Mainly in the service of conjuring up a thick, morbid atmosphere where it seems as if the characters are having an effort to rouse themselves through the plot that courts dreamlike comparisons. There's not much zip to the proceedings, but after a while you recognise that maybe it didn't need it as Ferroni was evidently more interested in a captivating ambience than any splashy effects, and on that level this wasn't too bad. What really worked against it was the cast, who may look their parts but came across as lacking in charisma, even Wolfgang Preiss whose career took in playing a multitude of imperious Nazis and bad guys.
But if there's one thing in Mill of the Stone Women's favour, it was its visual quality, mostly gloomy and remisnicent of Hammer in its use of Eastmancolor, though actually what it comes across as is a predecessor to Carry On Screaming - the tone couldn't be more different, obviously, but the plot and visuals are comparable, offering another layer of oddity. Mostly this is a sombre trudge through Hans's uncovering of what was really going on in that windmill; you're likely to be way ahead of him by the stage where he's apparently suffering some kind of nightmare come to life as Elfie dies in his arms.

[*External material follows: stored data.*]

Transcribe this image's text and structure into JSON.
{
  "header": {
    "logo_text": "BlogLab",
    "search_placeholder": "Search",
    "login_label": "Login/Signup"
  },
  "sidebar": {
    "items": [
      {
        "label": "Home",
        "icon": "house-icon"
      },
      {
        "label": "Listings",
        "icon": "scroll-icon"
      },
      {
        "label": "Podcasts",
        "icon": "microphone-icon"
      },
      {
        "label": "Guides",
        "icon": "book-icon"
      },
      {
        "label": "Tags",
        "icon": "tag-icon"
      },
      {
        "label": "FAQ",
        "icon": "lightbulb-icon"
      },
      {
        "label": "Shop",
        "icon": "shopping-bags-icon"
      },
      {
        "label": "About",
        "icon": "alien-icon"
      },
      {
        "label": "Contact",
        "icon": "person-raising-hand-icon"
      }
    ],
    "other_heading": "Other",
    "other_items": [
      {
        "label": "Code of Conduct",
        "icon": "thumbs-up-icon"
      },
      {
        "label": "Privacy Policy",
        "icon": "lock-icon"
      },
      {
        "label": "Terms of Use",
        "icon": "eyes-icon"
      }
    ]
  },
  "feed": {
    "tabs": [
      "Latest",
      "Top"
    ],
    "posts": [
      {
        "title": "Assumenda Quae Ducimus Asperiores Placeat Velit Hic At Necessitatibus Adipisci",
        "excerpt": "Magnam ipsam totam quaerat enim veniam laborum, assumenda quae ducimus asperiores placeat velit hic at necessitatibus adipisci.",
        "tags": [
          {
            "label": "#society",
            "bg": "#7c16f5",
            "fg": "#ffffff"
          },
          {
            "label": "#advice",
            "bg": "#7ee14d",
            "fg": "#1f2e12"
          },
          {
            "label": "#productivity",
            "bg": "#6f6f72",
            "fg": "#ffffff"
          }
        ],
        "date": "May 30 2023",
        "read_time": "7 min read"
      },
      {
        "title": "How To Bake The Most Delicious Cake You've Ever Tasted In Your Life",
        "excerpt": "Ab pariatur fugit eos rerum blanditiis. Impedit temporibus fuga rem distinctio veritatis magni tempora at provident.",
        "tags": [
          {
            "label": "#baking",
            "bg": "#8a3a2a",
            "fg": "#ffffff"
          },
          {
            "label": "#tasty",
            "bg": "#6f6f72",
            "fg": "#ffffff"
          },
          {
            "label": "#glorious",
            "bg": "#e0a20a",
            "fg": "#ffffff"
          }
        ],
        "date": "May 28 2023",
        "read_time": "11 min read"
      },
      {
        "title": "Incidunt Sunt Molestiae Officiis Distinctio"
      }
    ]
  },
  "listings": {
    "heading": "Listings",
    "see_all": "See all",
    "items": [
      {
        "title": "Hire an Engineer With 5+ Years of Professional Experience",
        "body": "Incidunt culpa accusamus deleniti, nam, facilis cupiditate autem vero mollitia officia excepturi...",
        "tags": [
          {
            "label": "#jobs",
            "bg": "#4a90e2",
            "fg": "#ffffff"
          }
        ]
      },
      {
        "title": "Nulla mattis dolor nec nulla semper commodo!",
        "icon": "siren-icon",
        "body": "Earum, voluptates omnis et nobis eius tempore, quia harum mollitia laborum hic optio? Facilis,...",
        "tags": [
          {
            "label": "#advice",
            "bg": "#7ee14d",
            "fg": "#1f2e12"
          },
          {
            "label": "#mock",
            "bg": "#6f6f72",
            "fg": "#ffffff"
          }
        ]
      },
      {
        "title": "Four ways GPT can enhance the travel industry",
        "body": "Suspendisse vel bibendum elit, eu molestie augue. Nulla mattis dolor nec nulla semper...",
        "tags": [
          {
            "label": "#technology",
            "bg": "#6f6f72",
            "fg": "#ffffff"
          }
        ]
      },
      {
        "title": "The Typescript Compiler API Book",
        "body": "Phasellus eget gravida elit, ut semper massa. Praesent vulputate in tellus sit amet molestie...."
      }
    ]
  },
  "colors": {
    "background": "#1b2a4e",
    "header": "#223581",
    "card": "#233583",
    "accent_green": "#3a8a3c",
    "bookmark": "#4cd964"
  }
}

The reason for that is that they have struck up a relationship, yet the Professor tells Hans he is to be careful as Elfie cannot be trusted with strong emotion, and indeed if she becomes hysterical, which is likely, she may pass away. Hans believes that has happened, but in a surreal passage he sees her both die and end up in a kind of tomb, as the Professor and the doctor in his employ (Preiss) show up to admonish him. Hans has to let his art school chums in on what he thinks has happened, which turns out to be wrong - enforced blood transfusions are the order of the day, as is the dark secret of what those stone women actually are. Although Ferroni was patently in Hammer's debt, there are a few instances to mark this out as more Continental such as the brief appearance of one of the actresses' nipples, but mainly this was a respectful facsimile which went in its own direction by and by. Music by Carlo Innocenzi.